Hi,
During the last week I've crashed by RC plane following the addition of new motors (2xPlettenberg), new batteries (4x5S, 5000mAh each) and the Atto Pilot 90A sensor, used as a "fuel meter".
Former (and trusted) setup:
2xPlettenberg (26 series, different model than the new ones)
2xCastle Phoenix Edge HV 80
4x4S, 5000mAh batteries, All connected parallel to each other and feed the 2 ESCs
No Atto-Pilot! APM 2.6 powered by its own battery (incl. servos)
New (and crashed) setup:
same series but different models of engines
same ESCs
4x5S, 5000mAh batteries, All connected parallel to each other and feed the 2 ESCs
Atto Pilot 90A connected to A1&A2 connections on the APM on one side and on the feed of only ONE OF THE ESCs on the other side
What happened?
After many static testing, I've gone outside to fly and just as the plane was at the takeoff climb (Manual) the APM had a brown out and my RC plane is done for.
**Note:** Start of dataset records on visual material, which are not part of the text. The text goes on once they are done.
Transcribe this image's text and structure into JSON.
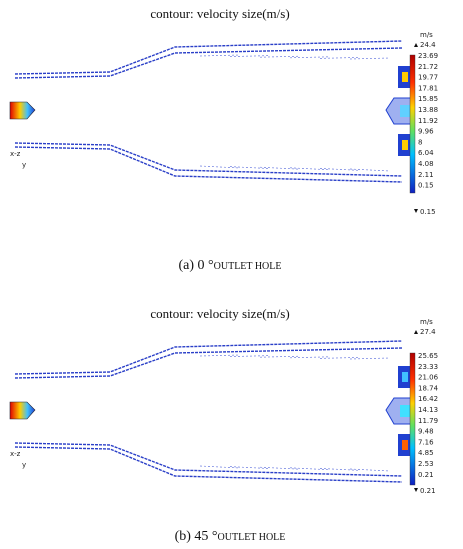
{
  "panels": [
    {
      "title": "contour: velocity size(m/s)",
      "unit": "m/s",
      "max": "24.4",
      "ticks": [
        "23.69",
        "21.72",
        "19.77",
        "17.81",
        "15.85",
        "13.88",
        "11.92",
        "9.96",
        "8",
        "6.04",
        "4.08",
        "2.11",
        "0.15"
      ],
      "min": "0.15",
      "axis_x": "x-z",
      "axis_y": "y",
      "caption_label": "(a) 0 °",
      "caption_text": "OUTLET HOLE"
    },
    {
      "title": "contour: velocity size(m/s)",
      "unit": "m/s",
      "max": "27.4",
      "ticks": [
        "25.65",
        "23.33",
        "21.06",
        "18.74",
        "16.42",
        "14.13",
        "11.79",
        "9.48",
        "7.16",
        "4.85",
        "2.53",
        "0.21"
      ],
      "min": "0.21",
      "axis_x": "x-z",
      "axis_y": "y",
      "caption_label": "(b) 45 °",
      "caption_text": "OUTLET HOLE"
    }
  ]
}
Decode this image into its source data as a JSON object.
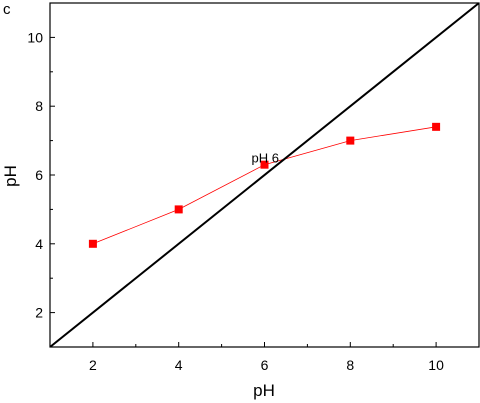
{
  "chart_data": {
    "type": "scatter",
    "panel_label": "c",
    "xlabel": "pH",
    "ylabel": "pH",
    "xlim": [
      1,
      11
    ],
    "ylim": [
      1,
      11
    ],
    "x_ticks": [
      2,
      4,
      6,
      8,
      10
    ],
    "y_ticks": [
      2,
      4,
      6,
      8,
      10
    ],
    "grid": false,
    "series": [
      {
        "x": [
          2,
          4,
          6,
          8,
          10
        ],
        "y": [
          4.0,
          5.0,
          6.3,
          7.0,
          7.4
        ],
        "color": "#ff0000",
        "marker": "square",
        "line": true
      },
      {
        "x": [
          1,
          11
        ],
        "y": [
          1,
          11
        ],
        "color": "#000000",
        "marker": "none",
        "line": true
      }
    ],
    "annotations": [
      {
        "text": "pH 6",
        "x": 6,
        "y": 6.3
      }
    ]
  }
}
When I tried to investigate the reason I found out something interesting:
Having the same Atto Pilot setup, If I disconnect the ESC's GND wire I can still open the throttle and experience operational propulsion! This means the GND from the batteries is connected to the GND of the APM through the Atto Pilot and it completes a cycle with the GND of the throttle channel.
I don't know for certain this is the cause of the crash so I mean to ask here, Is it possible the APM got a brown out due to propulsion load? Is there a problem with my Atto pilots (I have 2 and experience same problem with both)? Is the problem in my setup?
Yours,
-Yaacov
Replies
Do you have the logs from the crash?